Lettres à Victor Calmètes

du 18 mars et du 10 septembre 1820

© Michel Leter & Presses de l'université libre de Paris, 2001
ISBN 2-914150-02-4

 

 

18 mars 1820

Je suis entré pas à pas dans le monde, mais je ne m'y suis pas jeté ; et, au milieu de ses plaisirs et de ses peines, quand les autres, étourdis par tant de bruit, s'oublient, si je puis m'exprimer ainsi, dans le cercle étroit du présent, mon âme vigilante avait toujours un oeil en arrière, et la réflexion l'a empêchée de se laisser dominer. D'ailleurs mon goût pour l'étude a pris beaucoup de mes instants. Je m'y suis tellement livré, l'année dernière, que cette année on me l'a défendue, à la suite d'une incommodité qu'elle m'a occasionnée.

 

Bayonne, 10 septembre 1820

Une chose qui m'occupe plus sérieusement, c'est la philosophie et la religion1. Mon âme est pleine d'incertitude et je ne puis plus supporter cet état. Mon esprit se refuse à la foi et mon coeur soupire après elle2. En effet, comment mon esprit saurait-il allier les grandes idées de la Divinité avec la puérilité de certains dogmes et, d'un autre côté, comment mon coeur pourrait-il ne pas désirer de trouver dans la sublime morale du christianisme des règles de conduite ? Oui, si le paganisme est la mythologie de l'imagination, le catholicisme est la mythologie du sentiment3. - Quoi de plus propre à intéresser un coeur sensible que cette vie de Jésus, que cette morale évangélique, que cette médiation de Marie ! que tout cela est touchant4 ...

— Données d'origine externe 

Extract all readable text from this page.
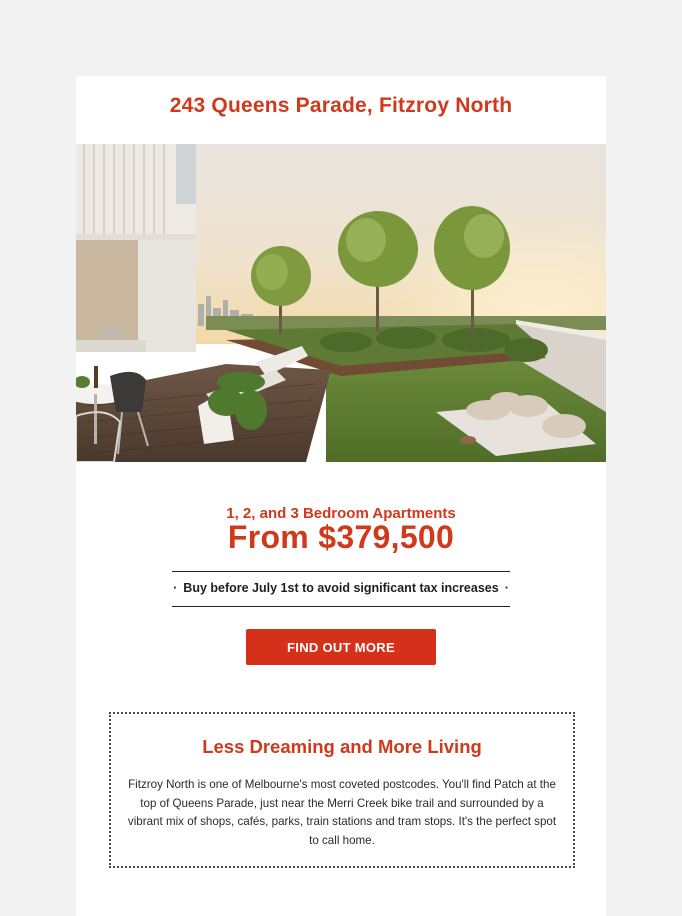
243 Queens Parade, Fitzroy North
1, 2, and 3 Bedroom Apartments
From $379,500
· Buy before July 1st to avoid significant tax increases ·
FIND OUT MORE
Less Dreaming and More Living
Fitzroy North is one of Melbourne's most coveted postcodes. You'll find Patch at the top of Queens Parade, just near the Merri Creek bike trail and surrounded by a vibrant mix of shops, cafés, parks, train stations and tram stops. It's the perfect spot to call home.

1. Nous avons là un témoignage de la crise religieuse que traverse Bastiat à une période où il se montre sensible à l'influence spirituelle d'Eugène, un des fils de l'ancien associé de son père qui l'emploie. Cette intimité remonte à la petite enfance puisque Frédéric et Eugène avaient fréquenté le collège fondé près de Bayonne par l'abbé Meillan. La ferveur religieuse des deux enfants avait été nourrie par la lecture partagée d'un ouvrage intitulé La Journée du chrétien.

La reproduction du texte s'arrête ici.